L'ANALISI
04 Novembre 2024 - 13:34
CREMONA - "Quincy! Me lo ritrovai ad ascoltare il brano che stavamo suonando, seduto proprio di fronte a me. Alla fine di ogni brano, Quincy mi lanciava un sorriso dolce e paterno, e mi chiesi più volte se non stessi sognando".
Il musicista e produttore cremonese Simone Bertolotti ricorda così quella sessione di prove tenutasi prima della notte del 13 luglio 2018, il giorno in cui Bertolotti suonò sul palco dell'Umbria Jazz Festival insieme al leggendario Quincy Jones, scomparso ieri all'età di 91 anni. Un privilegio che davvero in pochi, oggi, possono vantare.
Trombettista jazz, polistrumentista, compositore, arrangiatore, produttore, direttore musicale, autore di colonne sonore per cinema, teatro e televisione, produttore del disco più venduto della storia, Thriller di Michael Jackson.
Con 79 nomination e 28 vittorie ai Grammy, Jones è stata una delle figure più influenti della musica del Novecento.
"In questa mattina così triste - racconta Bertolotti -, non posso fare a meno di rituffarmi in quel sogno vissuto sei anni fa. Ripenso a quel marzo: chiuso nel mio studio, in un momento di reale sconforto, ricevetti una telefonata da quello che oggi è un mio carissimo amico, Nanni Zedda. Mi disse che a luglio ci sarebbe stato un grosso evento in Italia per celebrare l'ottantacinquesimo compleanno di Quincy Jones, e che lui sarebbe stato il regista. Mi domandò di sostituire il tastierista della Quincy Jones Big Band (all’epoca, Greg Phillinganes) per la data all’Umbria Jazz Festival. Sul momento, pensai che Nanni, che non conoscevo così bene, fosse uscito di testa e, con molta superficialità e incoscienza, gli risposi di sì".

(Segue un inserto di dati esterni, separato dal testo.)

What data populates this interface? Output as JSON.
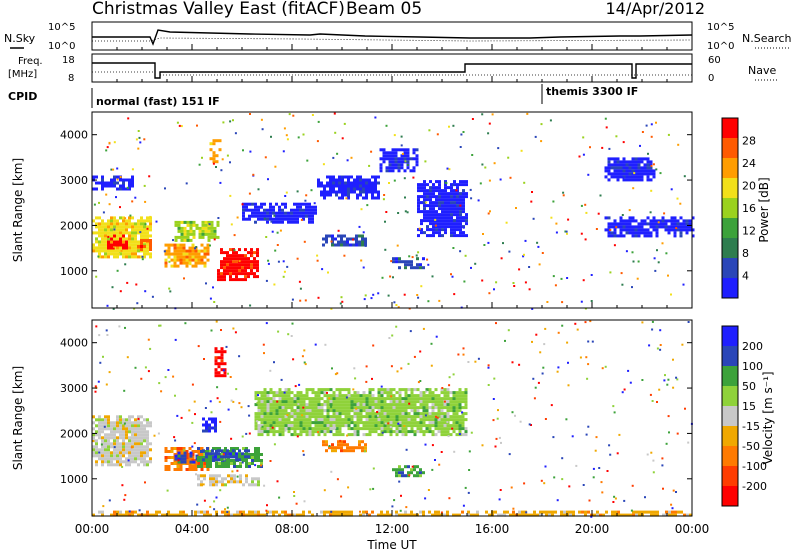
{
  "header": {
    "title": "Christmas Valley East (fitACF)",
    "beam": "Beam 05",
    "date": "14/Apr/2012"
  },
  "panel_labels": {
    "nsky": "N.Sky",
    "nsearch": "N.Search",
    "freq_line1": "Freq.",
    "freq_line2": "[MHz]",
    "nave": "Nave",
    "cpid": "CPID"
  },
  "noise_axis": {
    "left_ticks": [
      "10^5",
      "10^0"
    ],
    "right_ticks": [
      "10^5",
      "10^0"
    ]
  },
  "freq_axis": {
    "left_ticks": [
      "18",
      "8"
    ],
    "right_ticks": [
      "60",
      "0"
    ]
  },
  "cpid_modes": [
    {
      "label": "normal (fast) 151 IF",
      "start_hour": 0
    },
    {
      "label": "themis 3300 IF",
      "start_hour": 18
    }
  ],
  "colors": {
    "power": [
      "#1f1fff",
      "#2a46b8",
      "#2e7d4f",
      "#3ca23a",
      "#9ad21e",
      "#f2e01a",
      "#ff9d00",
      "#ff5a00",
      "#ff0000"
    ],
    "velocity": [
      "#1f1fff",
      "#2a46b8",
      "#3ca23a",
      "#8fd23a",
      "#c8c8c8",
      "#f0a800",
      "#ff7a00",
      "#ff3c00",
      "#ff0000"
    ]
  },
  "chart_data": [
    {
      "type": "heatmap",
      "name": "power",
      "ylabel": "Slant Range [km]",
      "yticks": [
        1000,
        2000,
        3000,
        4000
      ],
      "ylim": [
        180,
        4500
      ],
      "xticks": [
        "00:00",
        "04:00",
        "08:00",
        "12:00",
        "16:00",
        "20:00",
        "00:00"
      ],
      "xlim_hours": [
        0,
        24
      ],
      "colorbar_label": "Power [dB]",
      "colorbar_ticks": [
        "4",
        "8",
        "12",
        "16",
        "20",
        "24",
        "28"
      ],
      "blobs": [
        {
          "t0": 0.0,
          "t1": 2.4,
          "r0": 1300,
          "r1": 2200,
          "level": 5
        },
        {
          "t0": 0.6,
          "t1": 1.4,
          "r0": 1500,
          "r1": 1800,
          "level": 8
        },
        {
          "t0": 1.8,
          "t1": 2.4,
          "r0": 1500,
          "r1": 1700,
          "level": 7
        },
        {
          "t0": 2.9,
          "t1": 4.6,
          "r0": 1100,
          "r1": 1600,
          "level": 6
        },
        {
          "t0": 5.0,
          "t1": 6.6,
          "r0": 800,
          "r1": 1500,
          "level": 8
        },
        {
          "t0": 3.3,
          "t1": 5.0,
          "r0": 1700,
          "r1": 2100,
          "level": 4
        },
        {
          "t0": 4.7,
          "t1": 5.1,
          "r0": 3400,
          "r1": 3900,
          "level": 6
        },
        {
          "t0": 9.2,
          "t1": 11.0,
          "r0": 1600,
          "r1": 1800,
          "level": 1
        },
        {
          "t0": 12.0,
          "t1": 13.3,
          "r0": 1100,
          "r1": 1300,
          "level": 1
        },
        {
          "t0": 0.0,
          "t1": 1.6,
          "r0": 2800,
          "r1": 3100,
          "level": 0
        },
        {
          "t0": 6.0,
          "t1": 9.0,
          "r0": 2100,
          "r1": 2500,
          "level": 0
        },
        {
          "t0": 9.0,
          "t1": 11.5,
          "r0": 2600,
          "r1": 3100,
          "level": 0
        },
        {
          "t0": 11.5,
          "t1": 13.0,
          "r0": 3200,
          "r1": 3700,
          "level": 0
        },
        {
          "t0": 13.0,
          "t1": 15.0,
          "r0": 1800,
          "r1": 3000,
          "level": 0
        },
        {
          "t0": 20.5,
          "t1": 24.0,
          "r0": 1800,
          "r1": 2200,
          "level": 0
        },
        {
          "t0": 20.5,
          "t1": 22.5,
          "r0": 3000,
          "r1": 3500,
          "level": 0
        }
      ]
    },
    {
      "type": "heatmap",
      "name": "velocity",
      "ylabel": "Slant Range [km]",
      "yticks": [
        1000,
        2000,
        3000,
        4000
      ],
      "ylim": [
        180,
        4500
      ],
      "xticks": [
        "00:00",
        "04:00",
        "08:00",
        "12:00",
        "16:00",
        "20:00",
        "00:00"
      ],
      "xlabel": "Time UT",
      "xlim_hours": [
        0,
        24
      ],
      "colorbar_label": "Velocity [m s⁻¹]",
      "colorbar_ticks": [
        "200",
        "100",
        "50",
        "15",
        "-15",
        "-50",
        "-100",
        "-200"
      ],
      "blobs": [
        {
          "t0": 0.0,
          "t1": 2.4,
          "r0": 1300,
          "r1": 2400,
          "level": 4
        },
        {
          "t0": 2.9,
          "t1": 4.6,
          "r0": 1200,
          "r1": 1700,
          "level": 6
        },
        {
          "t0": 3.3,
          "t1": 4.6,
          "r0": 1400,
          "r1": 1600,
          "level": 1
        },
        {
          "t0": 4.2,
          "t1": 6.8,
          "r0": 1300,
          "r1": 1700,
          "level": 2
        },
        {
          "t0": 4.4,
          "t1": 6.2,
          "r0": 1450,
          "r1": 1650,
          "level": 1
        },
        {
          "t0": 4.2,
          "t1": 6.8,
          "r0": 900,
          "r1": 1100,
          "level": 4
        },
        {
          "t0": 4.4,
          "t1": 5.0,
          "r0": 2050,
          "r1": 2350,
          "level": 0
        },
        {
          "t0": 4.9,
          "t1": 5.3,
          "r0": 3300,
          "r1": 3900,
          "level": 8
        },
        {
          "t0": 9.2,
          "t1": 11.0,
          "r0": 1600,
          "r1": 1850,
          "level": 6
        },
        {
          "t0": 12.0,
          "t1": 13.3,
          "r0": 1100,
          "r1": 1300,
          "level": 2
        },
        {
          "t0": 6.5,
          "t1": 15.0,
          "r0": 2000,
          "r1": 3000,
          "level": 3
        },
        {
          "t0": 0.0,
          "t1": 24.0,
          "r0": 180,
          "r1": 300,
          "level": 5
        }
      ]
    }
  ]
}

La ricostruzione di Bertolotti torna al momento in cui ricevette una mail da parte della produzione di Jones: "Al suo interno trovai un link per scaricare una parte del repertorio. Ricordo quel momento come se fosse ieri. Ero a casa, in cucina. Senza dire nulla, cliccai e dopo pochi secondi la cartella 'Q85 score part 1' apparve nella pagina dei download. Bastò la prima pagina a farmi perdere i sensi. Ero pervaso da un mix di gioia e terrore: quelle parti erano assolutamente complicatissime! Solo per memorizzare gli ostinati delle prime due pagine ci avrei messo un mese intero, e ne avevo 500 da imparare in meno di tre settimane: 3 ore e 30 di repertorio. Quella notte la passai completamente in bianco". Dallo studio alla sala prove, in compagnia di musicisti come Nathan East, Harvey Mason e John Clayton, fino all'arrivo di Jones: "Mi ritrovai seduto in mezzo a quattro amici che si raccontavano aneddoti che spaziavano da Frank Sinatra a Michael Jackson, da Ray Charles a Count Basie. Quando arrivò il grande giorno, non avrei mai voluto che finisse. L’emozione che ho provato quella sera è qualcosa che non dimenticherò mai. La serata si concluse con Quincy sul podio a dirigere l’orchestra in 'Let the Good Times Roll'. I suoi sguardi sorridenti sono stati, ad oggi, la miglior ricompensa per il lavoro di una vita intera, fatto di studio, fatica, concerti e album".